We appraised and collated data from 41 available murine studies to provide insight into unique pathways associated with age-related KOA using multi-scale (RNA, protein, and tissue scales) with multi-omics approach. Meta-analysis revealed that age-related progressive cartilage degeneration was apparent in middle-aged mice (tissue scale), which is accompanied by transcriptomic signature of aging-driven upregulated inflammation (RNA scale). Our approach of bioinformatics with metaanalysis of aging-associated proteins revealed altered AGE-RAGE signaling as a key driver of age-related KOA (protein scale). Most notably, mass spectrometry revealed the AGE-RAGE signaling pathway to be identified only in male mice, highlighting the importance of considering sex as a biological variable in clarifying the pathogenesis of age-related KOA. This evidence indicates that AGE-RAGE signaling pathway may be uniquely involved in age- and sex-dependent cartilage degeneration with the elevated inflammatory response.
Animal studies typically focus on individual proteins or pathways, thereby precluding a holistic understanding of disease pathogenesis. Here, through an integrated approach of meta-analysis of aging-associated proteins and RNA-seq analysis, we identified cellular senescence, inflammation, and autophagy as major hallmarks of KOA in aged animals. Identification of these hallmarks is consistent with previous studies demonstrating that expression of the p16 gene, a major regulator of the senescent program (88), was upregulated in aged murine cartilage (81). Moreover, it has been shown that removing senescent cells partially reversed the effect of time on cartilage degeneration (89). At the nexus of these three hallmarks, we found that AGE–RAGE signaling emerged as a major driver for age-related KOA. Evidence for the involvement of the AGE–RAGE pathway in murine knee cartilage supports the accumulation of AGE in aged human knee cartilage (90). Additionally, in vitro studies have shown that accumulated AGE suppresses proteoglycan synthesis in mouse chondrocytes (91), a hallmark of age-related cartilage degeneration. These previous findings suggest that AGE–RAGE signaling may be a mechanistic driver for age-related KOA. Given that few transcripts overlapped between the age-related KOA and PTOA models, we found AGE–RAGE signaling to be associated with age-related KOA but not PTOA. In support of these findings, proteomics data revealed that cartilage in PTOA porcine knees was not significantly associated with AGE–RAGE signaling (92). Still, it should be noted that knockout of RAGE did decrease cartilage degeneration after surgically induced PTOA in mice (93), suggesting that further studies are warranted.

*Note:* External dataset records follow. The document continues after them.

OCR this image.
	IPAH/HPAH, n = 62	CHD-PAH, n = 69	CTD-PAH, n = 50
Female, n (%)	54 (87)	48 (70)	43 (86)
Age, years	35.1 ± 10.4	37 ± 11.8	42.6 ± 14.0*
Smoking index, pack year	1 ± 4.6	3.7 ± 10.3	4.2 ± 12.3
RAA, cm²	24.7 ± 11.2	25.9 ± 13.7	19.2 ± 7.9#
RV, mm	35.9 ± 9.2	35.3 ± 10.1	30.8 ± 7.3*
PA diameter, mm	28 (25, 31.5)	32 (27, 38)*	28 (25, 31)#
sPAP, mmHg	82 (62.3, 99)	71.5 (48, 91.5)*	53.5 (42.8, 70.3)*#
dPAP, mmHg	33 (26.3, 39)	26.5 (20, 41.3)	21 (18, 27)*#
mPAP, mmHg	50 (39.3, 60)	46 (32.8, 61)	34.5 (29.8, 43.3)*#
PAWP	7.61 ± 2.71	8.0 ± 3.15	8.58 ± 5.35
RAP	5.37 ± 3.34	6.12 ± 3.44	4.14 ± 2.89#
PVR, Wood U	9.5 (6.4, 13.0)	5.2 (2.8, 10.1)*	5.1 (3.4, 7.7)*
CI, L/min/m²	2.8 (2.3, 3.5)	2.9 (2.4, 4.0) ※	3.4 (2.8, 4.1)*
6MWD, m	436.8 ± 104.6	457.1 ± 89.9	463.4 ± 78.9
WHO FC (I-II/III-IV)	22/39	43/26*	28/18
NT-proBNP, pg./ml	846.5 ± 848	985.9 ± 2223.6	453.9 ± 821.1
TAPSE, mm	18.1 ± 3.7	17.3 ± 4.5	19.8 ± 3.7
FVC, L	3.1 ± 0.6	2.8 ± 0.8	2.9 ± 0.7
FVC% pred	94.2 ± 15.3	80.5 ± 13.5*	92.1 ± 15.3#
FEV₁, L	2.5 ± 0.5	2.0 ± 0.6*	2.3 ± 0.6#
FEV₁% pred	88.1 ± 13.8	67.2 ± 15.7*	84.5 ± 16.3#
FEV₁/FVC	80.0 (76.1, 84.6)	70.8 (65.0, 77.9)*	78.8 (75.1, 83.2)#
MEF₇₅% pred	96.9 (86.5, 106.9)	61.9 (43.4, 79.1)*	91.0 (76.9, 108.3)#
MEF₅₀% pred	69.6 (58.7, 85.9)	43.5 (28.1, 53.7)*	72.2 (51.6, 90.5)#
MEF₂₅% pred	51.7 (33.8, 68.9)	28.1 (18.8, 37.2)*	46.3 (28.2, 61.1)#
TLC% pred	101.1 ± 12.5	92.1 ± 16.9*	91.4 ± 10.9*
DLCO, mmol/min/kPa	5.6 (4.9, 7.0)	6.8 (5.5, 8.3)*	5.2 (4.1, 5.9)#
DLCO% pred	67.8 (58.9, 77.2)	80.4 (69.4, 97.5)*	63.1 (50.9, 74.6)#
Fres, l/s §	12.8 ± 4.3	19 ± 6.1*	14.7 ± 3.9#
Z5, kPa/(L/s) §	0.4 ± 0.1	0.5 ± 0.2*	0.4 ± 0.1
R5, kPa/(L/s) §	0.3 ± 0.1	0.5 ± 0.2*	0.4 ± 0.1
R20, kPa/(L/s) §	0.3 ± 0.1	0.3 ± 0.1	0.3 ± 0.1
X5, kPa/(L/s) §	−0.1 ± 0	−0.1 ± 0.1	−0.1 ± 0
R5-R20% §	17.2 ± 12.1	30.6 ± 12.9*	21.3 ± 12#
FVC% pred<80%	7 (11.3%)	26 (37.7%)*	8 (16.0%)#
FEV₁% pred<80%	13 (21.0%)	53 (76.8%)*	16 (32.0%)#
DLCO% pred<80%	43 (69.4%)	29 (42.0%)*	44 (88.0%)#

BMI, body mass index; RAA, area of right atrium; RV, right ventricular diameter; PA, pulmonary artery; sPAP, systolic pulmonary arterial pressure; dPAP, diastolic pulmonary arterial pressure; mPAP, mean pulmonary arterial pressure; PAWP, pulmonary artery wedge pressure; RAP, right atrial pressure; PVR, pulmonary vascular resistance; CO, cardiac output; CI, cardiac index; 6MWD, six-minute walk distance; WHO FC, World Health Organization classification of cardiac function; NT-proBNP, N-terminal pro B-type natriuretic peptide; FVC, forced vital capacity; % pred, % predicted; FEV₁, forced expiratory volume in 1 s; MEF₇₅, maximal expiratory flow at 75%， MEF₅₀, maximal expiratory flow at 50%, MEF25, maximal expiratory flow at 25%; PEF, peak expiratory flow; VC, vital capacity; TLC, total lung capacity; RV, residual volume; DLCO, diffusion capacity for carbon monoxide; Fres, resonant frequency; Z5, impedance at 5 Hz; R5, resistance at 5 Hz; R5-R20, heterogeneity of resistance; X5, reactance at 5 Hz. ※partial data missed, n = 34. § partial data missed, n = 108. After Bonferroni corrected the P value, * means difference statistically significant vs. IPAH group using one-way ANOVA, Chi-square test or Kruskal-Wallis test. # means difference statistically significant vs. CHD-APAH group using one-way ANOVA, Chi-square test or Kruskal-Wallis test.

Although the signaling cascade involved in the AGE–RAGE pathway is not fully understood in age-related KOA, RAGE signaling activates inflammatory pathways and increases MMP13 expression in human chondrocytes (94–96). These findings are consistent with the fact that AGE increases the stiffness of the collagen network in human knee cartilage (90), altering mechanotransductive-dependent chondrogenic pathways (97). In addition, the accumulated AGE may compromise maintenance of cartilage integrity in the context of injury. This possibility is supported by evidence that aged cartilage displays high susceptibility to mechanical overloading compared to young cartilage (87). This evidence from murine and human studies indicates that limiting AGE accumulation may be a promising therapeutic target to prevent or slow the progression of age-related KOA. Despite the demonstrated role of AGE accumulation in cartilage aging, the mechanisms leading to AGE synthesis and accumulation in aged cartilage remain poorly understood. The current study supports the previous in vitro and human studies and highlights age-related inflammation as a potential trigger for AGE accumulation in cartilage. It is well established that aging and age-associated diseases display chronic and low-grade inflammation, and that this low-grade inflammation leads to tissue damage and degeneration (98). This cascade is distinct from trauma-related, acute, and transient inflammation (98). It should be noted that the distinct transcriptomic signature across the aging and PTOA models is consistent with our sensitivity analysis adjusting for disease severity, suggesting that disease severity cannot entirely explain the different inflammatory responses across the two models. Investigation into the mechanistic link between age-related inflammatory response, AGE accumulation, and cartilage degeneration is an interesting area for future studies.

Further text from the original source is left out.